What if we have files that we do not want Git to track for us, like backup files created by our editor or intermediate files created during data analysis. Let’s create a few dummy files:

$ mkdir results
$ touch a.dat b.dat c.dat results/a.out results/b.out

and see what Git says:

$ git status

# On branch master
# Untracked files:
#   (use "git add <file>..." to include in what will be committed)
#
#	a.dat
#	b.dat
#	c.dat
#	results/
nothing added to commit but untracked files present (use "git add" to track)

Putting these files under version control would be a waste of disk space. What’s worse, having them all listed could distract us from changes that actually matter, so let’s tell Git to ignore them.

We do this by creating a file in the root directory of our project called .gitignore.

$ nano .gitignore
$ cat .gitignore

*.dat
results/

These patterns tell Git to ignore any file whose name ends in .dat and everything in the results directory. (If any of these files were already being tracked, Git would continue to track them.)

Once we have created this file, the output of git status is much cleaner:

$ git status

# On branch master
# Untracked files:
#   (use "git add <file>..." to include in what will be committed)
#
#	.gitignore
nothing added to commit but untracked files present (use "git add" to track)

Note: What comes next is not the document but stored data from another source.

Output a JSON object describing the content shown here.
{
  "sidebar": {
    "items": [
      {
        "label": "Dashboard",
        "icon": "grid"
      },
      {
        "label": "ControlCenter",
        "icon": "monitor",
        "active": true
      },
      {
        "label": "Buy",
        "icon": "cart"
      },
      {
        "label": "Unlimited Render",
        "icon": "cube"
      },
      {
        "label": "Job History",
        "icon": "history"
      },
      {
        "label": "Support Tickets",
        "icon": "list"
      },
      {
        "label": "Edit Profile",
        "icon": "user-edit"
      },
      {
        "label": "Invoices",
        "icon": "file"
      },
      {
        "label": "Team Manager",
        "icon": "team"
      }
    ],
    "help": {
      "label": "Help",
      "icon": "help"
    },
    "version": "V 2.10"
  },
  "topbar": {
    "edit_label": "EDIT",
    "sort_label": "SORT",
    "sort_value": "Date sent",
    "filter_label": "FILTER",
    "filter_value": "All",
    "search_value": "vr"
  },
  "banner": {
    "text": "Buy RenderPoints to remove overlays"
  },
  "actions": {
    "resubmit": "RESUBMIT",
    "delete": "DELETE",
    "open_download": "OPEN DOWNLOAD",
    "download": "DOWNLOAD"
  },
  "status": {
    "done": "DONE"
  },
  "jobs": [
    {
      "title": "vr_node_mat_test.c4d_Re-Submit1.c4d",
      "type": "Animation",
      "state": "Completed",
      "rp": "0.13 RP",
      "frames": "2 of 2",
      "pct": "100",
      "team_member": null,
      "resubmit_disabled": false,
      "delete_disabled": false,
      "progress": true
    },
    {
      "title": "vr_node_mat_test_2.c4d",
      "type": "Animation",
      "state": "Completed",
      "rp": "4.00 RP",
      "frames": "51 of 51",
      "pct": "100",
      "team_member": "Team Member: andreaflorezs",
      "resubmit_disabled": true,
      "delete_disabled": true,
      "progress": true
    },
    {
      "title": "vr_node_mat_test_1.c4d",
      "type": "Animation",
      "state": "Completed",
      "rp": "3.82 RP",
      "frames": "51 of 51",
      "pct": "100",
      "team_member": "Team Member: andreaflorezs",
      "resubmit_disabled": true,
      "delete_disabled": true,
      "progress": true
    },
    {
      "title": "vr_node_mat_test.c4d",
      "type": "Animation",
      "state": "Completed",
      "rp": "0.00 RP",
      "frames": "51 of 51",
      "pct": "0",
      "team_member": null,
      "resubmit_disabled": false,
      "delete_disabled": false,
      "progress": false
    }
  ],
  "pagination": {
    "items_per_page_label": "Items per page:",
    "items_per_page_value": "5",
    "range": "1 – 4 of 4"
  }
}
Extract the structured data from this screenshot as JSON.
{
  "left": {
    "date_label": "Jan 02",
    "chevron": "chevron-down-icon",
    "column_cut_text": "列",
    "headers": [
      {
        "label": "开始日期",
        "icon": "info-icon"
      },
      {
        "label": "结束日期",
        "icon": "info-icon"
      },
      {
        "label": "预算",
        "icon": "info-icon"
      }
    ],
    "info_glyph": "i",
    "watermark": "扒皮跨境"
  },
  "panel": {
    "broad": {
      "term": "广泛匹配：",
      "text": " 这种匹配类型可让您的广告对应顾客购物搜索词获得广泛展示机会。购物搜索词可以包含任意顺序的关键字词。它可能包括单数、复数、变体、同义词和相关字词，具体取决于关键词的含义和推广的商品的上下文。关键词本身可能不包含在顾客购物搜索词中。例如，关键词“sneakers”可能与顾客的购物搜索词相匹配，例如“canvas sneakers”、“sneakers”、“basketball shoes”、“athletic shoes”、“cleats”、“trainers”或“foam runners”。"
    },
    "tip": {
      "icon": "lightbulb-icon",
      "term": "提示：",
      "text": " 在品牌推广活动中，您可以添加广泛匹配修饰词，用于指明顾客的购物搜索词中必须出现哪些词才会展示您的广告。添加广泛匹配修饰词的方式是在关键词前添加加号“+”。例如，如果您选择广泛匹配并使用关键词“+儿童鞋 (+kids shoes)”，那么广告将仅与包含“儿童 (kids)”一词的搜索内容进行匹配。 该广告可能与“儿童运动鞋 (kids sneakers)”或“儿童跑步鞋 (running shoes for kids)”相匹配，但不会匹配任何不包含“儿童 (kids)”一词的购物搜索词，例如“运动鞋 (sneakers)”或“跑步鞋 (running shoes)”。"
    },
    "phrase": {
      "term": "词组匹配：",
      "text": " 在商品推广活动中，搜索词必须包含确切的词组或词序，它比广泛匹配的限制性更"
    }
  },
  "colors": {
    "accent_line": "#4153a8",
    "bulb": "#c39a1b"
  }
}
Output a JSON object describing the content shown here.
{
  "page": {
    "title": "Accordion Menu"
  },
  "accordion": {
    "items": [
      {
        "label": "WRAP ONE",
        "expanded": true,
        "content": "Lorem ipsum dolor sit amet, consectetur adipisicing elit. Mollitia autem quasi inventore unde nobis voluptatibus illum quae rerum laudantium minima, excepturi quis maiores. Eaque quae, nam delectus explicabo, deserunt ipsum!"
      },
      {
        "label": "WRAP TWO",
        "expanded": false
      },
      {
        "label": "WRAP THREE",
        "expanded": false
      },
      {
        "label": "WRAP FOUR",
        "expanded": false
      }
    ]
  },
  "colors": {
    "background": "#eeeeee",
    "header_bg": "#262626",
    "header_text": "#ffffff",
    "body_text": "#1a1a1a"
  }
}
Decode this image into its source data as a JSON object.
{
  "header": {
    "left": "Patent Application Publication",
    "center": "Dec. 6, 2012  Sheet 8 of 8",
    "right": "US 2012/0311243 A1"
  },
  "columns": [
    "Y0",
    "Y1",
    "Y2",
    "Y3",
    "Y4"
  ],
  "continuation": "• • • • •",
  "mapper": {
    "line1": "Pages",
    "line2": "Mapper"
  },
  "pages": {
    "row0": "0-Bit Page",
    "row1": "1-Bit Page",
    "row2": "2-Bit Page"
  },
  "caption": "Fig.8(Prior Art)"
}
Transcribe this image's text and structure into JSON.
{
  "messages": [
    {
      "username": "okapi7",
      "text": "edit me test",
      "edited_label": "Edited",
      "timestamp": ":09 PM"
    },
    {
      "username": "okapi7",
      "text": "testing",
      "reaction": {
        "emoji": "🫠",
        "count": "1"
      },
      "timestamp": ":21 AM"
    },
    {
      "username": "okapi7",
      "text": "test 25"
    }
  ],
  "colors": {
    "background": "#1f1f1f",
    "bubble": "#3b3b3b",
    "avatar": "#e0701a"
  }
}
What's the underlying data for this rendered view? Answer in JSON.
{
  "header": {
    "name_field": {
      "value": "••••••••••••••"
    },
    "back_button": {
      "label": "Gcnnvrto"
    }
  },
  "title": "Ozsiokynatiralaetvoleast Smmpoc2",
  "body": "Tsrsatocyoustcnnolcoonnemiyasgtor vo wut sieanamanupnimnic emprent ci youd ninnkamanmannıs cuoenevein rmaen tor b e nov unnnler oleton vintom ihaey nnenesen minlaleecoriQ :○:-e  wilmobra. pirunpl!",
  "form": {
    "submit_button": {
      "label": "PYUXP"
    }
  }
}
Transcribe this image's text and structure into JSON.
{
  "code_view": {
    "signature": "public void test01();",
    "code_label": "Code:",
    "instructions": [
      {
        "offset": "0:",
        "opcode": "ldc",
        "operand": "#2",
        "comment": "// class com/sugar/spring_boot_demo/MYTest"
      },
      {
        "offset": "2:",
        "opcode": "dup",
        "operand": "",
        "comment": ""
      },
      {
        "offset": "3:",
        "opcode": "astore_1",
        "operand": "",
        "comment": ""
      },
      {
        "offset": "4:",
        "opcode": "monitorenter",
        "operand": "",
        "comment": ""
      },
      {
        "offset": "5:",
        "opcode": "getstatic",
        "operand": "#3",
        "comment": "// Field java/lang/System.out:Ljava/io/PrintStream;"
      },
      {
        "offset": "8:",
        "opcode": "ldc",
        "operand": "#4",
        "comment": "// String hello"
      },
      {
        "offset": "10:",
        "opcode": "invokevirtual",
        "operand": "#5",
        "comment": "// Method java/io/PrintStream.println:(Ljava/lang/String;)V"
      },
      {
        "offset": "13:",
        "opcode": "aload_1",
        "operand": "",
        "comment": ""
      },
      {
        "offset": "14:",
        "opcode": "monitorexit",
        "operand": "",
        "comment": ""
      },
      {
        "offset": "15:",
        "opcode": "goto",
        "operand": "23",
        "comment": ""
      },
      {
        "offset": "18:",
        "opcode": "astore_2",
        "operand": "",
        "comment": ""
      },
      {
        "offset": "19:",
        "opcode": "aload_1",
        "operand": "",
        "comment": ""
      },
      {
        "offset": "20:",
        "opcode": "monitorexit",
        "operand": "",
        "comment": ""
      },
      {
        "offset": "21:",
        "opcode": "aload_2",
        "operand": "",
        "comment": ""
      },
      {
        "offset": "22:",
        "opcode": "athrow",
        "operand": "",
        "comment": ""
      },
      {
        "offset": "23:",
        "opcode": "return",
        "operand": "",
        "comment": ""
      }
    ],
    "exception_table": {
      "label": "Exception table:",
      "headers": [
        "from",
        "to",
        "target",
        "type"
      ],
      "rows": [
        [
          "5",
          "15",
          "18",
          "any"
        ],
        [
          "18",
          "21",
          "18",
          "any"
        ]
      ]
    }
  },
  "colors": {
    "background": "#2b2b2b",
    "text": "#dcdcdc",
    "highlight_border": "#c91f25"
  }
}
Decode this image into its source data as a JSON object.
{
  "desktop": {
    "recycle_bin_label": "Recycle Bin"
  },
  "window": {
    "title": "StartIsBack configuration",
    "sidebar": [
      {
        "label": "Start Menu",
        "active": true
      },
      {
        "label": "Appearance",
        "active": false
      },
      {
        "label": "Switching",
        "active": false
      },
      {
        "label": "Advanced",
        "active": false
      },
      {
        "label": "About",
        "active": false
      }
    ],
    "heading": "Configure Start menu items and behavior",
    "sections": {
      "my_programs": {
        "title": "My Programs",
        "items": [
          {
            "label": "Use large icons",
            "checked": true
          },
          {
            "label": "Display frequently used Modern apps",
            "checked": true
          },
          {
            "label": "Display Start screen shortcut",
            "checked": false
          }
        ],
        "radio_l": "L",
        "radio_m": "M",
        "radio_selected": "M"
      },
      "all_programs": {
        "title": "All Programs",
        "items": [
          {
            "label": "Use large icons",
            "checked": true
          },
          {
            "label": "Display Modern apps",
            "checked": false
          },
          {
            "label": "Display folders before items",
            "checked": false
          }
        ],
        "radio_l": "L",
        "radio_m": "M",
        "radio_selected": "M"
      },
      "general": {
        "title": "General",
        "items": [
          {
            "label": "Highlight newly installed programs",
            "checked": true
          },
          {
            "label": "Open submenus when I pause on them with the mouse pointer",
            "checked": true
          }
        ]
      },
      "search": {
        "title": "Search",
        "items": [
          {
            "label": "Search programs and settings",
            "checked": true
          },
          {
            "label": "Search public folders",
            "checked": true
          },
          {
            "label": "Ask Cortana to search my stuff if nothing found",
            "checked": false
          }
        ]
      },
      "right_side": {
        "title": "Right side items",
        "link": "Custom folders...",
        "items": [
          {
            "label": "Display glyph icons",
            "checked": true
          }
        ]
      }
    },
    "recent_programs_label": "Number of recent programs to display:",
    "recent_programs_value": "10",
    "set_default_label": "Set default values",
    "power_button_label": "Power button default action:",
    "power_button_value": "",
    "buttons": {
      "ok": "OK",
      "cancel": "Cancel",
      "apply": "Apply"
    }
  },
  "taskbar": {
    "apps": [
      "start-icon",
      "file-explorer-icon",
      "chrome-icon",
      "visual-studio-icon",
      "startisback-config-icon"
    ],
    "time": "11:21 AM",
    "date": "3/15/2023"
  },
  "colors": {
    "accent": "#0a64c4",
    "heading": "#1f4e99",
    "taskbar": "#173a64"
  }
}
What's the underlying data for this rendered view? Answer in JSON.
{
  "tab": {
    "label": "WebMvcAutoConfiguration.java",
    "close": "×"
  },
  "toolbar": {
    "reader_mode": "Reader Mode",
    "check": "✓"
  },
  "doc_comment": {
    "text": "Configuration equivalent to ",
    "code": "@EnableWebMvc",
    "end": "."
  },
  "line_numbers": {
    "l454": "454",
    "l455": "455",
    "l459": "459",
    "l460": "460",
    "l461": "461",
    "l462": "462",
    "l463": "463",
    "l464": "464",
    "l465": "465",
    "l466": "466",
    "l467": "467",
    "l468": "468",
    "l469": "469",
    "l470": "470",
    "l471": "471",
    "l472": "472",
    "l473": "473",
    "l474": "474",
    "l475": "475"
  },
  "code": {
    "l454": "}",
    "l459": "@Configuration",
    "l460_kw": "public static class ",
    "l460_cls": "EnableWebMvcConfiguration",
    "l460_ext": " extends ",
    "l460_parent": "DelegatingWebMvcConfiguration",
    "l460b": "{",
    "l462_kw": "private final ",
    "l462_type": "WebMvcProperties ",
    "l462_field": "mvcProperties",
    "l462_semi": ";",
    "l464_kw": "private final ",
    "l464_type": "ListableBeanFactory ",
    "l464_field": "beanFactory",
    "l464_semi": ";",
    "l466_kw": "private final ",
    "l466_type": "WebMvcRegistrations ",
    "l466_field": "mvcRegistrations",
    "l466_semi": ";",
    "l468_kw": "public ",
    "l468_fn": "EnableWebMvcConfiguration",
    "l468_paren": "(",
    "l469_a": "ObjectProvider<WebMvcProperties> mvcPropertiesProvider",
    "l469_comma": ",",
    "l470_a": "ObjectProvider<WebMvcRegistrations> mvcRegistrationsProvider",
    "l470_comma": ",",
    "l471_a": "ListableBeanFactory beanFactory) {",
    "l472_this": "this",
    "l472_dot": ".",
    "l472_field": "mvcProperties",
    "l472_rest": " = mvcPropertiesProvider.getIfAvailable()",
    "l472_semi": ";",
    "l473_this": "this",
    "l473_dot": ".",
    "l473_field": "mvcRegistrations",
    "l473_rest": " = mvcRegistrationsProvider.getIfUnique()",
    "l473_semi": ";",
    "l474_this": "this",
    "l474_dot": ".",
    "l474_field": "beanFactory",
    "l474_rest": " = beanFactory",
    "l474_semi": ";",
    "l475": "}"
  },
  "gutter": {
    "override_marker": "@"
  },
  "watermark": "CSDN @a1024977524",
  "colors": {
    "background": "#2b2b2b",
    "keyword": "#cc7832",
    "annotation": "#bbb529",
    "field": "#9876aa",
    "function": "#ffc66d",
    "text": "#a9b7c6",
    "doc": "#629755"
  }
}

The only thing Git notices now is the newly-created .gitignore file. You might think we wouldn’t want to track it, but everyone we’re sharing our repository with will probably want to ignore the same things that we’re ignoring. Let’s add and commit .gitignore:

$ git add .gitignore
$ git commit -m "Add the ignore file"
$ git status

# On branch master
nothing to commit, working directory clean

As a bonus, using .gitignore helps us avoid accidentally adding files to the repository that we don’t want.

$ git add a.dat

The following paths are ignored by one of your .gitignore files:
a.dat
Use -f if you really want to add them.
fatal: no files added

If we really want to override our ignore settings, we can use git add -f to force Git to add something. We can also always see the status of ignored files if we want:

$ git status --ignored

# On branch master
# Ignored files:
#  (use "git add -f <file>..." to include in what will be committed)
#
#        a.dat
#        b.dat
#        c.dat
#        results/

nothing to commit, working directory clean

Force adding can be useful for adding a .gitkeep file. You can’t add empty directories to a repository- they have to have some files within them. But if your code expects there to be a results/ directory to output to, for example, this can be a problem. Users will run your code, and have it error out at a missing directory and have to create it themselves.

Instead, we can create an empty .gitkeep file using touch in the results/ directory, and force-add it. As it starts with a ., it’s a special file and won’t appear in ls (only ls -a), but it will ensure that the directory structure is kept as part of your repository.

Key Points

• The .gitignore file tells Git what files to ignore.